Something was in their favour: one of the crew had a cell phone that had not been detected by the security forces. With this, the crew made calls home to let their loved ones know what had happened. This sparked a flurry of calls and tweets to foreign ministry officials and even comments on the Instagram account of Obiang, who had been posting photos of his safari in Zimbabwe.
But the timing was not quite right for a diplomatic intervention. The defence minister, Antonio Mba Nguema, who was also the president’s brother, had died in South Africa and was being mourned, disrupting government activity.
And so the days passed. Oyebanji spent his 27th birthday, May 18, in detention.
Progress, when it happened, was slow.

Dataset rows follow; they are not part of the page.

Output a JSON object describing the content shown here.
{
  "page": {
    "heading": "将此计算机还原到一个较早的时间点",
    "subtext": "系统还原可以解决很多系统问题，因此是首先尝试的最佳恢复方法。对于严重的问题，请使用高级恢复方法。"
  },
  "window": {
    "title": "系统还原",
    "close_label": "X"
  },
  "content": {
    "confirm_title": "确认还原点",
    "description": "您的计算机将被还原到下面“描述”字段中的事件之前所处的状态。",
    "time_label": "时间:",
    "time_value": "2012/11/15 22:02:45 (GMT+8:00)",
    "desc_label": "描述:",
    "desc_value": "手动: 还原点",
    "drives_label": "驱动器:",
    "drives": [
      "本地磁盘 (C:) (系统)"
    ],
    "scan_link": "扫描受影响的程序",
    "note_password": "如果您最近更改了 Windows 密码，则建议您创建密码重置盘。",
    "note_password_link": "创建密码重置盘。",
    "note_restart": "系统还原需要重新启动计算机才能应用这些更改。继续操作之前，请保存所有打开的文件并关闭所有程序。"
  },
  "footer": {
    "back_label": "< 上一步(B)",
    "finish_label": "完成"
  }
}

Equatorial Guinea’s inspector general of police took over the investigation and questioned the men through an interpreter. A shipping agent, who was to liaise with the crew on their arrival in Malabo, provided the police with documents to prove that they were indeed sailors and not pirates. C&I Leasing also sent personnel, as did the Nigerian embassy.
MAY 21 2019
Eventually a government committee questioned Osanebi and Oyebanji about their ordeal.
The two men felt that the interpreter in this conversation mangled their words and was passing on the wrong message.This confusion led to a fresh interrogation by the minister for national defence, Nicolas Obama Nchama.
He sent the men back to their cell.
MAY 22 2019
The interrogation continued the next day. Osanebi and Oyebanji remember being in the minister’s office when he received a call — which they discovered was from the president — after which he ordered them to leave immediately.
They were sent back to the cell where they were visited by the defence attache from the Nigerian embassy, who said they were free to go. Equatorial Guinea was finally convinced that they were not the pirates.
The defence attache promised they would receive security escorts all the way home. The crew decided against sailing that day because they did not have enough fuel or food. A Nigerian Navy warship, the NNS Burutu, was waiting for them at the boundary between the two countries’ territorial waters. When the crew did not turn up, it returned to Nigeria.
MAY 24 2019
At 9am, the Charis set off for home, escorted by a warship from Equatorial Guinea. At the boundary they did not find the Burutu. The Charis’s radio frequency transmitted only 50 nautical miles.
They were once again alone, in the waters where they had been attacked by pirates. Rather than return to Malabo, Osanebi decided to risk the journey home without an escort, because they had had enough of the misery they had suffered in Equatorial Guinea.
Osanebi had been through rough seas before in his long career, but he had not experienced anything like this.
MAY 25 2019
The Charis arrived in its home port of Onne at 8.05pm.
The crew are grateful to be back home safe, but they are worried that the accusations of piracy will taint their prospects. “The news was all over Europe,” said Oyebanji, who worries about obtaining visas in the future. “If I want to travel, it will be a problem.”
He adds that more needs to be done to secure Nigeria’s waterways. “I won’t go that way again if there is no security. I won’t go.”